Measuring pericellular oxygen tension in mammalian cell culture
Northeastern University, Boston, MA, USA
Introduction
Mammalian cell culture is a technique in which scientists attempt to mimic conditions like those found in the body. Oxygen (O2), which plays a key role in tissue function and pathophysiology, is not controlled in conventional cell culture. To overcome this, incubators that control O2 in the gas phase that surrounds cells have been developed and are commercially available. For this method, it is generally presumed that the gas phase O2 concentration is equal to the pericellular O2 concentration, or the O2 that cells experience in cell culture media. Using O2 sensor spots, we examined the relationship between gas phase and pericellular O2 tensions in standard physioxic (5% O2) and hypoxic (1% O2) cultures.
Method
To measure pericellular O2 concentration in cell culture, O2 sensor spots (OXSP5-ADH) were placed on the bottom of cell culture vessels – the surface on which cells are grown (Fig. 1A). Next, cable adapters (SPADBAS) were glued (SPGLUE) onto the backside of the vessel, aligned with the sensor spot (Fig. 1B). Cables (SPFIB-BARE) were placed within the adapters and connected to a meter (FSO2-C4).
Results and Conclusion
Primary mammary epithelial cells, MCF7, or MDA-MB231 (breast cancer epithelial cell lines) were seeded sub-confluently onto wells containing sensor spots (21,000 cells/cm2) and let attach in normoxia overnight. Cultures were then placed in either physioxic (5% O2) or hypoxic (1% O2) incubators for 48h. Media (EMEM +10% FBS + 1% P/S) was included as a control. Media O2 tensions were in agreement with incubator setpoints, suggesting that the O2 sensor spots and the incubator O2 sensors were recording accurately (Fig. 2A-B). In 5% O2 culture, all three cell type cultures were below 1.5% O2 and MCF7 cultures were anoxic (anoxia defined as <0.5% O2) (Fig. 2A). In 1% O2 cultures, all cultures were anoxic (0.0% O2) (Fig. 2B).

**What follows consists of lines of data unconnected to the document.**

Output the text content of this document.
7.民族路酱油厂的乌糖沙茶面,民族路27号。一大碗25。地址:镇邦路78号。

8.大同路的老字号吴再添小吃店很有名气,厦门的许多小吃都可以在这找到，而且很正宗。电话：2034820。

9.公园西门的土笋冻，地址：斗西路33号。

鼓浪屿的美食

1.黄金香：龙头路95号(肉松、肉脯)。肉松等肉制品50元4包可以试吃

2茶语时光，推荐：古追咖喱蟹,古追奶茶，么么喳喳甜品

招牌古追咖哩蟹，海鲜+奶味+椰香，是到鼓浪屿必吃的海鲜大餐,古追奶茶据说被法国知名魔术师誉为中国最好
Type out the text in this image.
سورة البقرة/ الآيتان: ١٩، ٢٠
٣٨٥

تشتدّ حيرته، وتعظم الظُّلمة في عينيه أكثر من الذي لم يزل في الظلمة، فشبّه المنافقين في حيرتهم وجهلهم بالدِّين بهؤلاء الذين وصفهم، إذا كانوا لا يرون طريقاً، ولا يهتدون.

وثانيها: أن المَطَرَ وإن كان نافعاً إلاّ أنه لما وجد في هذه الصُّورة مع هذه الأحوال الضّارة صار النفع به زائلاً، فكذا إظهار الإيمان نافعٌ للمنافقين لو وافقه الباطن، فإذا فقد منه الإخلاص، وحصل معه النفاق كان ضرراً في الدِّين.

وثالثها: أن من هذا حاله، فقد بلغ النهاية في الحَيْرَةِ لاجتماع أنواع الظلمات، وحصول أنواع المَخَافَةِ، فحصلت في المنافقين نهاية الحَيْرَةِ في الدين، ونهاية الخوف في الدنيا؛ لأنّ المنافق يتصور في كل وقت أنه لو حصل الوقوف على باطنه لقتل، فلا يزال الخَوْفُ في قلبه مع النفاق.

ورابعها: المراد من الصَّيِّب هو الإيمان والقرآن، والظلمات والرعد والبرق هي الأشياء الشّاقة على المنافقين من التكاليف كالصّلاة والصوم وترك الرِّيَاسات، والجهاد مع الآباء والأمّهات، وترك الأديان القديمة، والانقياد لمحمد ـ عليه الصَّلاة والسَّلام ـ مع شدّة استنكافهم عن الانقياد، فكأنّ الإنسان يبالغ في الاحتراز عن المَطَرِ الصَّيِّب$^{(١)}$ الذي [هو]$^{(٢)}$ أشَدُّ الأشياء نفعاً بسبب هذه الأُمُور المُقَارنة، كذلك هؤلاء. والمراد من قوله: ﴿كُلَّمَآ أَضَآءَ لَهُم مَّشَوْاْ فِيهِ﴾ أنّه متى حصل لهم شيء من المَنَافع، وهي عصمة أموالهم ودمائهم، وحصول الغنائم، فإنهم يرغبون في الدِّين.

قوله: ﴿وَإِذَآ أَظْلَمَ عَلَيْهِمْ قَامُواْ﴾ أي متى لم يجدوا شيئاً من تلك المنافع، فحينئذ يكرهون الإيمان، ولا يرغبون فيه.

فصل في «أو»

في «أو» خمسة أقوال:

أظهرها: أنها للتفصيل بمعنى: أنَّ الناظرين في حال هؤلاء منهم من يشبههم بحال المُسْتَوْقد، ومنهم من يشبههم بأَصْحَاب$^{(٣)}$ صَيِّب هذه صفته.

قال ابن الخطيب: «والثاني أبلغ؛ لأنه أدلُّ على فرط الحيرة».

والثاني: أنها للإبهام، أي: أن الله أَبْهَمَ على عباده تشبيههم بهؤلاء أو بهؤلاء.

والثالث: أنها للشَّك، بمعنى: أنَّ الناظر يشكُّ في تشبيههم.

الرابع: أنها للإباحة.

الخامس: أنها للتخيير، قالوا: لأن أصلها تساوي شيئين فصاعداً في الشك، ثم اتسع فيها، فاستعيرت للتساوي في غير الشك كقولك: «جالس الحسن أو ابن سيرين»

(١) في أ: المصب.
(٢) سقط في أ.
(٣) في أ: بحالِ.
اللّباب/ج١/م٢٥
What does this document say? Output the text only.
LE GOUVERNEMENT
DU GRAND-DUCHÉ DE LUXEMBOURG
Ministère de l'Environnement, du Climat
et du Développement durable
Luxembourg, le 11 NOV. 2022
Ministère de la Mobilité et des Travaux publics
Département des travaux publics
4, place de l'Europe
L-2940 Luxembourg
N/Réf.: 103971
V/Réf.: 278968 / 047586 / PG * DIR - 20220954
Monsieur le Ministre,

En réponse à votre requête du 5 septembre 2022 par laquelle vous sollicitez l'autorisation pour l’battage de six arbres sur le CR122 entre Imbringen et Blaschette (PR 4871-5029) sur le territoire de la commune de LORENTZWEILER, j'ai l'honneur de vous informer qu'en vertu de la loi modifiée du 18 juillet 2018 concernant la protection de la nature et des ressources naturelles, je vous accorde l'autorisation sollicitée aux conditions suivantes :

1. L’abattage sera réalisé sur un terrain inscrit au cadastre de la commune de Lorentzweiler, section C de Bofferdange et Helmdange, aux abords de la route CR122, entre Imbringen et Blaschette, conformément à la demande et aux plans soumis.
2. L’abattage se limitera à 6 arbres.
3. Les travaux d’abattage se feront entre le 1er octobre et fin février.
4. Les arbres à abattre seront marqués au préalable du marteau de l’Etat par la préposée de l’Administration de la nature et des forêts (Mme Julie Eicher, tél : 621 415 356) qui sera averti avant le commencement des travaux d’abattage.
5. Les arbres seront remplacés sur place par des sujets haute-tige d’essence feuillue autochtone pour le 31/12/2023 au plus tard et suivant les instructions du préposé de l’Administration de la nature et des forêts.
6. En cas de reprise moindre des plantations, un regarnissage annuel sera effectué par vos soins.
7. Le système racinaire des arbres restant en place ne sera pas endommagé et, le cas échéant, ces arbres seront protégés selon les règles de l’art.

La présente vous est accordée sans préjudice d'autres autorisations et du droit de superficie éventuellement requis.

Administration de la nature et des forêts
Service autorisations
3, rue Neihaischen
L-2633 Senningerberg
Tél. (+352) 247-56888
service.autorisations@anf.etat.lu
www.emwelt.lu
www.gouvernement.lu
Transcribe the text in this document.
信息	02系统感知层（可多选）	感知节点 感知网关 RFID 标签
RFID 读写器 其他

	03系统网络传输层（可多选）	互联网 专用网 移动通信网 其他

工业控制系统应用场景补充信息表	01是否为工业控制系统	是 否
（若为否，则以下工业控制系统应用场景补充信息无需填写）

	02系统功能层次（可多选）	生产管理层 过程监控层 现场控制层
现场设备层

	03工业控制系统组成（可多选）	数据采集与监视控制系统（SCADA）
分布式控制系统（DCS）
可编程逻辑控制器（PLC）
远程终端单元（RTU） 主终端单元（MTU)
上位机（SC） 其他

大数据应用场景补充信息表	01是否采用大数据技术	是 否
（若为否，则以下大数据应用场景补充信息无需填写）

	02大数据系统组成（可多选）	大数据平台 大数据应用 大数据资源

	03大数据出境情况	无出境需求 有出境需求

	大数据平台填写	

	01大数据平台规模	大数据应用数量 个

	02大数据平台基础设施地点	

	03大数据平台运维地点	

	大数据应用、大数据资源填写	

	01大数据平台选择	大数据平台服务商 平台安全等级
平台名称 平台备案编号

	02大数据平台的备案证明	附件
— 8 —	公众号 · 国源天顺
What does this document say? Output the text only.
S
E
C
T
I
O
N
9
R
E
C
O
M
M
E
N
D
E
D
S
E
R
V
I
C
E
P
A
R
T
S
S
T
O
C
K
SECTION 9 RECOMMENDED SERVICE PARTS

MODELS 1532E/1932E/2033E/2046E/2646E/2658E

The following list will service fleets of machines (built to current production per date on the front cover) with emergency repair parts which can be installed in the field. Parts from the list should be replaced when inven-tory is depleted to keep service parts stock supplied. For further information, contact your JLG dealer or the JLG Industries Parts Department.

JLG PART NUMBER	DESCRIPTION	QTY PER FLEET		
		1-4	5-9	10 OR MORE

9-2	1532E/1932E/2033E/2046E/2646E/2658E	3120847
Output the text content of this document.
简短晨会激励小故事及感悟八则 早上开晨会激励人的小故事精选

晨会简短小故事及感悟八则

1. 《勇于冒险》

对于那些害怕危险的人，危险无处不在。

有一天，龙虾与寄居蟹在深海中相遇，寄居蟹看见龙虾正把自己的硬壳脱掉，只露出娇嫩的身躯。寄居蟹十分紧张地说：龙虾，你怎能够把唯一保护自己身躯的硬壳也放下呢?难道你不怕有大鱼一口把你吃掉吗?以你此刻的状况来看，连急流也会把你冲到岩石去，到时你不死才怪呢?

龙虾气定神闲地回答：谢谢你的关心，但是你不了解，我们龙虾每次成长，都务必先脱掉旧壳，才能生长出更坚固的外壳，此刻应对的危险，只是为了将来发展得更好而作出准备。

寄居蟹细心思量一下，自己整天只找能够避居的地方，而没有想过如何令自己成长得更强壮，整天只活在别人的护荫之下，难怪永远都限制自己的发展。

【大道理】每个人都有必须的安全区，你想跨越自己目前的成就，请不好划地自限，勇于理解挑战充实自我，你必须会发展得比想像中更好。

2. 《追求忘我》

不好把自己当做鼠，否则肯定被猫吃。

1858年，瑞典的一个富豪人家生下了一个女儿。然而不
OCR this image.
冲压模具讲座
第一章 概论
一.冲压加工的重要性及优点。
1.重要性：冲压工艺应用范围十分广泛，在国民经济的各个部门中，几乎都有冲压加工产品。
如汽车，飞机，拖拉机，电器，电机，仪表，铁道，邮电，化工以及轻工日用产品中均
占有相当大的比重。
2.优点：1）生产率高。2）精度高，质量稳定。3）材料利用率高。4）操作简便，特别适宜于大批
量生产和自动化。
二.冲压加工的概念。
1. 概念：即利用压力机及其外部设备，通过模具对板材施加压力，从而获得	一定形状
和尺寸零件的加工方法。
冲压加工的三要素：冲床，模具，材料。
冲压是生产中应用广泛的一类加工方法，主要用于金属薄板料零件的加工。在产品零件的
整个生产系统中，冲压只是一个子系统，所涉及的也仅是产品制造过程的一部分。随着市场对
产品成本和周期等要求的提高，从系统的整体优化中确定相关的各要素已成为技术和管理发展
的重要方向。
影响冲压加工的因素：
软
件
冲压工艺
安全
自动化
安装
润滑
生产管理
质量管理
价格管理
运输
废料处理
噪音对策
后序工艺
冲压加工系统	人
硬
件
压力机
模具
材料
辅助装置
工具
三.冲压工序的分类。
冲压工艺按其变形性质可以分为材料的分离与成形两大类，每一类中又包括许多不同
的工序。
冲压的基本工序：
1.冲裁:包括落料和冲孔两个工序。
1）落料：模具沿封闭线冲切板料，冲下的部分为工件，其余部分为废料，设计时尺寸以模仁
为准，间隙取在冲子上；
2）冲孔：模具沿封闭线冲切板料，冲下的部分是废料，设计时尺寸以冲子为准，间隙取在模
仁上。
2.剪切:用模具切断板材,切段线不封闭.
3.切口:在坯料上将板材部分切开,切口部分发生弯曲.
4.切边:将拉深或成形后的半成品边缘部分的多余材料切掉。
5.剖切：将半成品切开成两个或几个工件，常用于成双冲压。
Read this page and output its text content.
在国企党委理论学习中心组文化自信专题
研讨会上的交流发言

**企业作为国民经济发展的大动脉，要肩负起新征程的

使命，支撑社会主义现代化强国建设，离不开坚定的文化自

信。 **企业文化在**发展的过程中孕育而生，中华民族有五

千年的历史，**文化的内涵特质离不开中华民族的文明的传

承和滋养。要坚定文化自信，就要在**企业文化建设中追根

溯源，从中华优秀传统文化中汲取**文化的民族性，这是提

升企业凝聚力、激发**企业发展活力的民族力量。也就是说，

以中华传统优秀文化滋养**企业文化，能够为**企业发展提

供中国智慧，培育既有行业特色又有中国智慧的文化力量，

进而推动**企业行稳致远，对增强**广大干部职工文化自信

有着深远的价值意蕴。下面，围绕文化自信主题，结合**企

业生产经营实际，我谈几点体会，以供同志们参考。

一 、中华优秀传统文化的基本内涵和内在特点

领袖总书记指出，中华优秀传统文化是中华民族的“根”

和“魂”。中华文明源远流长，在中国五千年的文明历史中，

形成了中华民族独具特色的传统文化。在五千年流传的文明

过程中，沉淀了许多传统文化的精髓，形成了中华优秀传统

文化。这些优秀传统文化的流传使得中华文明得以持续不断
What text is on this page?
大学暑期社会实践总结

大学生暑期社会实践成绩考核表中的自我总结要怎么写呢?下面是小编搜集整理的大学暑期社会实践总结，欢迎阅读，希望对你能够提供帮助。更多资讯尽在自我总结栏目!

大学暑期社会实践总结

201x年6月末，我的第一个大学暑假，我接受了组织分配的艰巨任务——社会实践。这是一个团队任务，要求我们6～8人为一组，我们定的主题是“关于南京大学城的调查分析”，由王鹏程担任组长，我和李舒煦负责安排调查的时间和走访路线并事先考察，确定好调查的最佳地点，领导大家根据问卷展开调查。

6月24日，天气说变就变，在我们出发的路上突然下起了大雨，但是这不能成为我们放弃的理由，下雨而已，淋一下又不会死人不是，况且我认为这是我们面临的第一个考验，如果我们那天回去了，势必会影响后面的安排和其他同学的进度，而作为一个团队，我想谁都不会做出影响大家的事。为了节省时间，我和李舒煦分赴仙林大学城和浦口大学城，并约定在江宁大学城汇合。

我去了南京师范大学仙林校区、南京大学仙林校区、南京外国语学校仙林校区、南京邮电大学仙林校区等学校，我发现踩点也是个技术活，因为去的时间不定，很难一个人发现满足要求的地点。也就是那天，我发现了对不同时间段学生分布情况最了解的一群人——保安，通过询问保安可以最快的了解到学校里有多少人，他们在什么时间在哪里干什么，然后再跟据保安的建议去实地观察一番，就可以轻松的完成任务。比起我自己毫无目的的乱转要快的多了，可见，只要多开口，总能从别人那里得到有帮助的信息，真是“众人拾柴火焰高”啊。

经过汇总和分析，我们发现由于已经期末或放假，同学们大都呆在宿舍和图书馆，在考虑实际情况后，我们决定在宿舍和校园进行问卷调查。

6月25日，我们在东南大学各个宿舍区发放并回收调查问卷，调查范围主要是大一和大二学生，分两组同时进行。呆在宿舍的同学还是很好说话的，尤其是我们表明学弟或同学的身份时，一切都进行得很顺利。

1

In summary, we have devised a new method to measure pericellular O2 tension in O2-controlled cell culture. Using this method, we discovered that pericellular tensions are far below incubator setpoints in both standard physioxic and hypoxic cell culture protocols. To accurately control O2 in cell culture, we highly recommend measuring pericellular O2 tension.